East side of the Rockies: If we look at Colorado in Figure 2 we see that higher elevations are winder, but we can also see that there is an increase in winds east of the Continental Divide. There is both a sharp increase in wind speeds at high elevations immediately east of the Divide, and higher average wind speeds more generally across the eastern Colorado Plains. Our prevailing wind direction in Colorado is most commonly west-to-east, especially from October through April. Thanks to our old friend gravity, air traveling uphill slows down, and air traveling downhill speeds up. We call the days when air races down the eastern side of the Rocky Mountains downslope wind days. These blustery days are usually unseasonably warm, but can be cold if the air is coming from the north or northwest. Cross-mountain airflow does not automatically create downslope winds. Sometimes air in the valleys is too cold and dense to be forced out of the way by air moving over the Rockies. On these days we more commonly see wavy streaks of clouds instead of strong surface winds. In fact, you may also notice in Figure 2 that Denver and surrounding areas are somewhat protected, sitting in the Platte River Valley. Denver has plenty of windy days, but sometimes the strong winds pass overhead without completely mixing down to the surface.

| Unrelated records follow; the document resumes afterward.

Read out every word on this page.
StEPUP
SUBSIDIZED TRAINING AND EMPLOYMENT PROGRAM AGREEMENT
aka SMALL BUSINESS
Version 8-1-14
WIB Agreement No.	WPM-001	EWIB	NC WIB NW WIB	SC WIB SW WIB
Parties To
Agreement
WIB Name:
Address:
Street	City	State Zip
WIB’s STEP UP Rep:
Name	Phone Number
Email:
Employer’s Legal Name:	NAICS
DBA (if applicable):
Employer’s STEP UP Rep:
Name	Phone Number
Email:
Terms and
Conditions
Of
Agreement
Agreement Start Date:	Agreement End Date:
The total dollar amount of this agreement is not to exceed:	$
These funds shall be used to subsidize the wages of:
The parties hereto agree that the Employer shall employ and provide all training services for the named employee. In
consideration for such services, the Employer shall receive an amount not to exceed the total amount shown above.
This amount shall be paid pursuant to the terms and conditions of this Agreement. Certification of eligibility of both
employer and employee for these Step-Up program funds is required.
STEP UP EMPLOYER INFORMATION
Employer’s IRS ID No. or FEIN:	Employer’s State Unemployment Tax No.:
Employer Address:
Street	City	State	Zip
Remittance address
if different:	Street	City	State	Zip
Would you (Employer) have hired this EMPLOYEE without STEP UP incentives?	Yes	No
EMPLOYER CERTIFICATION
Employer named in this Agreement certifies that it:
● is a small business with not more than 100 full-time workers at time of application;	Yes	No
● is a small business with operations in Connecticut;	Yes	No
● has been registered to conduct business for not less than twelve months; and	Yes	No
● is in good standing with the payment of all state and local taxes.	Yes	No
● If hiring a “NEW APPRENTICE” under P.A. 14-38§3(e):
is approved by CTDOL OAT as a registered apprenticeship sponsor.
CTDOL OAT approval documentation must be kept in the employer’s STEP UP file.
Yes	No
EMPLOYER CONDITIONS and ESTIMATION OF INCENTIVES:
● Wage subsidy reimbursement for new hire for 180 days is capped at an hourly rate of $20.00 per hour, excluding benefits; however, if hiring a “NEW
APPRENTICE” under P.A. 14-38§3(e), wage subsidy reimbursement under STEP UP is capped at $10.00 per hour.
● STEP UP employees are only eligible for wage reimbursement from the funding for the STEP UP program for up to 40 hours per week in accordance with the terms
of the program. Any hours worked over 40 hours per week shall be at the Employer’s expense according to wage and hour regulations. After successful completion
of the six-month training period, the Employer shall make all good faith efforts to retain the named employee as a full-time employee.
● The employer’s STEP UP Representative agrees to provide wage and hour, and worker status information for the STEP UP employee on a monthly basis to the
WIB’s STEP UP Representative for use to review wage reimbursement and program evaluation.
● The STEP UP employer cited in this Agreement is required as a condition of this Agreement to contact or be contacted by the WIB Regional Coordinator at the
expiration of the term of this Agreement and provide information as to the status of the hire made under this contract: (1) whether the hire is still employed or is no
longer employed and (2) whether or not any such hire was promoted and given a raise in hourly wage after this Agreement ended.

Windy Wyoming: I love the way southern Wyoming from Cheyenne to Casper stands out in Figure 2. Southern Wyoming is the closest thing to a gap in the Rocky Mountains, so when changing weather crosses the Rockies, air gets forced through southern Wyoming like a wind tunnel. The impacts of these gap winds bleed into Colorado. For instance, Wellington is windier than Fort Collins or Denver on average. Gap winds, combined with downslope winds, also are a factor in southeastern Colorado. There are high wind warning signs on I-25 south of Pueblo as winds race down the leeward side of the Sangre de Cristos, and shoot through the gap between the Sangre de Cristos and Wet Mountains. You will see many wind turbines in this area too.

Nature sets the initial conditions for where solar and wind power can be most readily generated. Overall, Colorado experiences both plenty of sunshine and plenty of wind. Some parts of our state are especially well positioned for one or the other. Our southern valleys have strong solar production potential due to a combination of relatively low latitude, high altitude, and clear skies. Our eastern plains have strong wind production potential due to frequent exposure to strong weather fronts, relatively smooth, grassy terrain, and being downwind of the Rocky Mountains.